If they get to perform their service, gay conscripts face humiliation, harassment, and violence. Most gay Armenians live in fear and few dare to come out and stand up for their rights.
Problem with the Media?
There is very little publicity for gay people in Armenia. Although the ILGA-Europe/COC report suggests that to date there are no publications, radio, or TV programs about the LGBT issues in Armenia, as well as no visible movement or community activities, there has been a lot going on over the Internet. Many social networking sites and blogs (GayArmenia.com; Unzipped: Gay Armenia Blogspot; Yesoudo.com) have become LGBT venues for making new acquaintances, participating in discussions, sharing news and information, and providing mutual support. Overall, since decriminalization, the situation seems to have improved at least for some of Armenian gays.
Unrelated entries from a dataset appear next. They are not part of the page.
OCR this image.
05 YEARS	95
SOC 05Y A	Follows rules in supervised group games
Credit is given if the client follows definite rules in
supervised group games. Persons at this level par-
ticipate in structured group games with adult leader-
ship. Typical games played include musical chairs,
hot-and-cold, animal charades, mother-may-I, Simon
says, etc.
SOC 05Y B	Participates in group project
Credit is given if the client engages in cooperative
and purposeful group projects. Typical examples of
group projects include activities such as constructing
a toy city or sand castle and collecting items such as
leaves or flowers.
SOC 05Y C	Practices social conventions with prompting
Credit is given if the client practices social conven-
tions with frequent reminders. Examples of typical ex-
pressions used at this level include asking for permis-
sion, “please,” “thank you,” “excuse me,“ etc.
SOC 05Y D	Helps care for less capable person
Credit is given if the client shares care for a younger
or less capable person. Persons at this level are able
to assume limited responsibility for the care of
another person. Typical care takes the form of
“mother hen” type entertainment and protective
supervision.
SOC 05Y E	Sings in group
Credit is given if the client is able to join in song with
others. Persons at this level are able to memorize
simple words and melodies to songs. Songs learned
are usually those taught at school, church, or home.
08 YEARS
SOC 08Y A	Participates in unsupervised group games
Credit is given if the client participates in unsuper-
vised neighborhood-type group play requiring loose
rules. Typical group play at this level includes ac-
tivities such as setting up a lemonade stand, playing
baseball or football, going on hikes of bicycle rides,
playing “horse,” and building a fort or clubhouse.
Pink Armenia is an NGO based in Yerevan. Pink Armenia is a community-based LGBT that serves and supports the needs of the community, and promotes the LGBT persons’ human rights protection process; it advocates for the change of public policy around LGBT issues. It was started in 2007.
In the past LGBT issues were addressed by the media with mockery and ridicule. Still, references to gays often relates to crime, HIV/AIDS, drug addiction, or commercial sex.
Aravot daily is one of the most popular and also one of the more independent newspapers in Armenia. In one place, it resorts to stereotyping: “As a rule, homosexuals work as hair-dressers, actors, singers, reporters, and models.” In another, it writes: “Apparently, homosexuality is already regarded as normal even in Armenia; so normal, that we have even endorsed a UN statement against discrimination on the basis of sexual orientation.” Resistance here is high.
So Pink Armenia had fought its way into the public eye. In 10 years since its founding the organization has succeeded in being known for its transparent, open and dedicated work. It has become an internationally recognized and trusted organization. The organization has established a solid partnership with local and international organizations working in the fields of sexual health, human rights protection, fight against discrimination, and gender issues.
Their role is to represent sexual minorities in a fair, accurate, and balanced way to help promote the rights of the community and work to break the vicious circle of homophobia and victimization.
One activist said, “Armenian society needs to see, listen to, and discuss with LGBT citizens. When there is no public debate or contradictory information, the old clichés and prejudices persist and continue dominating public opinion.”
Action is Needed
Laws, by themselves, cannot change the situation, unless there is a proper climate to help progress. LGBT Armenians need changes beyond simple legislative reforms: the process of change is related to many cultural and educational factors, which means more LGBT visibility, both, in terms of activism and public involvement; greater media coverage; public awareness campaigns; and, most certainly, lobbying the political and cultural leaders within Armenia.
Dziunik Aghajanyan, Head of the Department for International Organizations at the Ministry of Foreign Affairs, said in an interview, “We need to advance the human rights protection with an emphasis on respect and tolerance toward another human being, irrespective of political or any other orientation that he or she might have. Society should overcome its own stereotypes, and should try getting over resisting the idea of accepting “European-imposed” human rights. After all, Europe is where Armenia is striving to get one day, isn’t it?”